Nicholas Angelich – Photo Classictoulouse –

Nicholas Angelich aborde la première pièce, notée Lentement, comme un prologue mystérieux et énigmatique. Le même climat étrange imprègne la deuxième. Suit alors une succession d’évocations contrastées, parfois douces et rêveuses, parfois ironiques avec un zeste de tendresse… L’interprète déploie ici une impressionnante variété de touchers, une imagination de chaque instant. Son mode d’expression couvre une gamme infinie de nuances, une large palette de couleurs comme s’il s’agissait d’images ou de tableaux miniatures d’un peintre inspiré. Une énergie constante imprègne l’ensemble sans jamais sombrer dans la violence.

Avec les 10 pièces pour piano opus 75, du même Prokofiev, transcrites par le compositeur lui-même de son ballet Roméo et Juliette , le propos est tout autre. Le ballet, fondé sur la pièce éponyme de William Shakespeare, fut composé en 1935, peu après le retour du compositeur en Union soviétique. Sa création eut lieu en Tchécoslovaquie, en 1938, loin du pouvoir culturel et politique soviétique défavorable au sujet. Le compositeur en tira deux suites symphoniques la même année, puis une troisième en 1944. Réalisée également par Prokofiev, la suite pour piano rassemble dix numéros d’une beauté et d’une intensité dramatique extrêmes. L’interprète en exalte la substance tragique de l’intrigue. S’il n’essaie pas d’« imiter » l’orchestre original (il s’agit bien ici d’une œuvre pour piano) les couleurs les plus contrastées émanent de son jeu.
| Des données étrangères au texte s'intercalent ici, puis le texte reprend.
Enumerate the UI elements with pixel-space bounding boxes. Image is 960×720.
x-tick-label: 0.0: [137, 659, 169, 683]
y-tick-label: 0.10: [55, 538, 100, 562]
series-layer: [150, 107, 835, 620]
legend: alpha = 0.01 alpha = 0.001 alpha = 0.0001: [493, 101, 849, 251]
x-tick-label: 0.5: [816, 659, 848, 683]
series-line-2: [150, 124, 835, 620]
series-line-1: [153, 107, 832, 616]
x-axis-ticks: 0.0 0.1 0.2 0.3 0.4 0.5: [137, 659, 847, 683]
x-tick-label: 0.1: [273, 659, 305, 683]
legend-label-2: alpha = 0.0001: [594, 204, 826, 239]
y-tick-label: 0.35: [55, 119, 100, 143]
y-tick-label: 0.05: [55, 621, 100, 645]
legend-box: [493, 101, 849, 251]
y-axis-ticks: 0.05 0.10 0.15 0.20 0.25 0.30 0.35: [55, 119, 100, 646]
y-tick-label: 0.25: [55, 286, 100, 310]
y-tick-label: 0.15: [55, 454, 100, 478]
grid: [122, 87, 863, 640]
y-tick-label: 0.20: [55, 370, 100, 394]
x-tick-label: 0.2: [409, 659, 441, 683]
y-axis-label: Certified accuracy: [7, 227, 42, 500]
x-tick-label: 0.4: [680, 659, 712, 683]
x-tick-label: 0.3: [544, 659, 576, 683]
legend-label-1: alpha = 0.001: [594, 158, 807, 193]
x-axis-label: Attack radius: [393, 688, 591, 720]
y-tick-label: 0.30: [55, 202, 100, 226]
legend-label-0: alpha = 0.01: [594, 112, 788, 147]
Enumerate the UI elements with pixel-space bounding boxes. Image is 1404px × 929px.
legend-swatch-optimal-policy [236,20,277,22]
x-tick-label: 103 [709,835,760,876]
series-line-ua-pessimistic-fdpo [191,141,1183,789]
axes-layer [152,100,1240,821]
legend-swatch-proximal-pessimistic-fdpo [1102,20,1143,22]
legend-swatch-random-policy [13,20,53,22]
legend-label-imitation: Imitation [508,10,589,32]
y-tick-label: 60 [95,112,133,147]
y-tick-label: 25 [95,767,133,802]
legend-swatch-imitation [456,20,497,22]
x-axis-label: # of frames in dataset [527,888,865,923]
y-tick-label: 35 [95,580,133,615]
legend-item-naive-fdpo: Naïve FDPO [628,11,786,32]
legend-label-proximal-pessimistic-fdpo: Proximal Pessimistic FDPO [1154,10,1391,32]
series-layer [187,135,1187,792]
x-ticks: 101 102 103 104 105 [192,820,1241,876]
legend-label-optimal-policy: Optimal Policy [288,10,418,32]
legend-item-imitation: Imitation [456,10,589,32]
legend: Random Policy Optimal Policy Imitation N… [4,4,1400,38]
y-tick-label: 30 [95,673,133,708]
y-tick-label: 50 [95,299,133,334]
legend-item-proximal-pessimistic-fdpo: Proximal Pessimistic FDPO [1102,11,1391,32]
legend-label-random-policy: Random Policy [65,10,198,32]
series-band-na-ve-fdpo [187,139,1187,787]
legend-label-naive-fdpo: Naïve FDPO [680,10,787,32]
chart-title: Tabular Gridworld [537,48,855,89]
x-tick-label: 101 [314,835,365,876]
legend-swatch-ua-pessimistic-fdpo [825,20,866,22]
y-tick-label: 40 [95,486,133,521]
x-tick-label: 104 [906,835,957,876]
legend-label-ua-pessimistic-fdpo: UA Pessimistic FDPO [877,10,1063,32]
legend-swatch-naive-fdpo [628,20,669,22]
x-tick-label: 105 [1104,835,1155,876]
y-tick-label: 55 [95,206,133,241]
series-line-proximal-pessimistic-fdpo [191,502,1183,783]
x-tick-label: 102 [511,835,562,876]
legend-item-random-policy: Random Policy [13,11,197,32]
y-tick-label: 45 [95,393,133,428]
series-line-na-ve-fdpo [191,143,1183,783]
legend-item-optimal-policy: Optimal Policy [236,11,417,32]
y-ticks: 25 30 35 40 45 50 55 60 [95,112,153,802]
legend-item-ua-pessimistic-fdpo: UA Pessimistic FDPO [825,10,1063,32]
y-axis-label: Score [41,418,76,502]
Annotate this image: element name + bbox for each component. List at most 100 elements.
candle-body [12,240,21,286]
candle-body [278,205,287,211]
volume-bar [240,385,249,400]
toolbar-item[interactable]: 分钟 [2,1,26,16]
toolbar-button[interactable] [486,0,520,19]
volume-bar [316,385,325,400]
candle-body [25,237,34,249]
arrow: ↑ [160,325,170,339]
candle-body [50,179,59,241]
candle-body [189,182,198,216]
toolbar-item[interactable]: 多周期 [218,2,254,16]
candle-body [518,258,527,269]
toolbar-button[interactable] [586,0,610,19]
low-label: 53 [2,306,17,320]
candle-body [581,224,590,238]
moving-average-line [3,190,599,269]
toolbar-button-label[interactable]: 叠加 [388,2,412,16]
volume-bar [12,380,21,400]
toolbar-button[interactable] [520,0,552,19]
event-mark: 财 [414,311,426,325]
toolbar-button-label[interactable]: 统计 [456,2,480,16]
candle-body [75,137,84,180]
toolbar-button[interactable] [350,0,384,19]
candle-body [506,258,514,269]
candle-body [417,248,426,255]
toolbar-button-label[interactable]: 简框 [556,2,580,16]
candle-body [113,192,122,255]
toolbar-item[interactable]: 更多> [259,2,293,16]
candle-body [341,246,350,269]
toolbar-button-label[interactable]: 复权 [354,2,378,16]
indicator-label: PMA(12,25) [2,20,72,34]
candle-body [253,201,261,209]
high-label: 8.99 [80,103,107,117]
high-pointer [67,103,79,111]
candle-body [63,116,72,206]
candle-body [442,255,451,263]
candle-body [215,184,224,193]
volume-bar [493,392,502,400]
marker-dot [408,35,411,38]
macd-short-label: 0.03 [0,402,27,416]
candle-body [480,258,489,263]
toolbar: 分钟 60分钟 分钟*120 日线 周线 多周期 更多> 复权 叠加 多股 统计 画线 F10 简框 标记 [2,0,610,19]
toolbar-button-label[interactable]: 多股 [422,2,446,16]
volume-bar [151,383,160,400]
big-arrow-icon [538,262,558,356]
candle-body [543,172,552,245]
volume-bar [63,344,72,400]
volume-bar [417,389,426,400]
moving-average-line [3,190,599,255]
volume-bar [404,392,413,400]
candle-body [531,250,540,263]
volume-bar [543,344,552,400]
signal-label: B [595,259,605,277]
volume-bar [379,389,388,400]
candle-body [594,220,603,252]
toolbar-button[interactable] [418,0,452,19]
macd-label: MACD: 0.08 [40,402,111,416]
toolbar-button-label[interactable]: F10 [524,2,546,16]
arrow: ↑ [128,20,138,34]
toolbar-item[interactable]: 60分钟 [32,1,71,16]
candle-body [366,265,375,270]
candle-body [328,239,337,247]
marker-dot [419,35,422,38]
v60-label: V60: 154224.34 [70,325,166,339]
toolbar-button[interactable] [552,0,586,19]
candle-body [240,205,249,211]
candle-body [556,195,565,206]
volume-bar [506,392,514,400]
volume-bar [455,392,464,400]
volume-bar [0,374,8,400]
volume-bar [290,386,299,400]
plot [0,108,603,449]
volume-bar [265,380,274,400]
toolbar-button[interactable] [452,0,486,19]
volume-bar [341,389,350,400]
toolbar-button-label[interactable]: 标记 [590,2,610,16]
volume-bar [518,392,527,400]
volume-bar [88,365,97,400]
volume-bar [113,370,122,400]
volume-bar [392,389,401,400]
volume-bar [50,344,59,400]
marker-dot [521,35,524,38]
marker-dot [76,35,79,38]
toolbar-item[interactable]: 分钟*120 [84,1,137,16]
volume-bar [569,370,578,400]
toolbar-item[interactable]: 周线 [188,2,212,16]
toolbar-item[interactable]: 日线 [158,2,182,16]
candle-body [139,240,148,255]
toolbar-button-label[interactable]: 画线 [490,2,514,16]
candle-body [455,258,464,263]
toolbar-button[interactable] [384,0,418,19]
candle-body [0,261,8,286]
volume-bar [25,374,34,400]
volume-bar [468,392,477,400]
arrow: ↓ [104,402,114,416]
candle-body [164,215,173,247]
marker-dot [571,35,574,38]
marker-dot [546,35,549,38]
La mort programmée voisine avec la grâce des épisodes évoquant Juliette. Le final Roméo et Juliette avant la séparation revêt ici une intensité bouleversante.

La seconde partie de la soirée ménage un contraste saisissant. Nicholas Angelich investit son impeccable technique, sa musicalité et sa conviction dans les Variations et fugue sur un thème de Haendel, de Johannes Brahms. Ce compositeur semble réunir toutes les caractéristiques qui correspondent aux qualités fondamentales du jeu de son interprète. Intensité d’un toucher de poids et pourtant sans lourdeur, clarté lumineuse de la polyphonie, équilibre quasi-parfait des deux mains. Mais, et peut-être surtout, une imagination qui lui permet de bénéficier ici aussi d’une palette de couleurs sans limite. Les 25 variations qui se succèdent explorent tout l‘éventail des expressions possibles. Le pianiste expose le thème original avec la richesse de l’ornementation qui le relie à la période baroque. Dans le déroulement général, la dentelle subtile de certaines variations succède ou précède la tempête, ou parfois la jubilation. La fugue finale résonne comme un monument. Nicholas Angelich, tel un maître-architecte, y construit un édifice d’une impressionnante grandeur. De la très belle ouvrage, amplement ovationnée par le public fasciné !

Il ne faut pas moins de trois bis pour calmer l’enthousiasme. Deux pièces de Chopin, une Mazurka et une Valse (la fameuse en ré bémol majeur op. 64 n°1, dite Du petit chien) précèdent la première des Scènes d’enfants (Kinderszenen), de Robert Schumann. La douceur et la grâce referment ce voyage en pays conquis.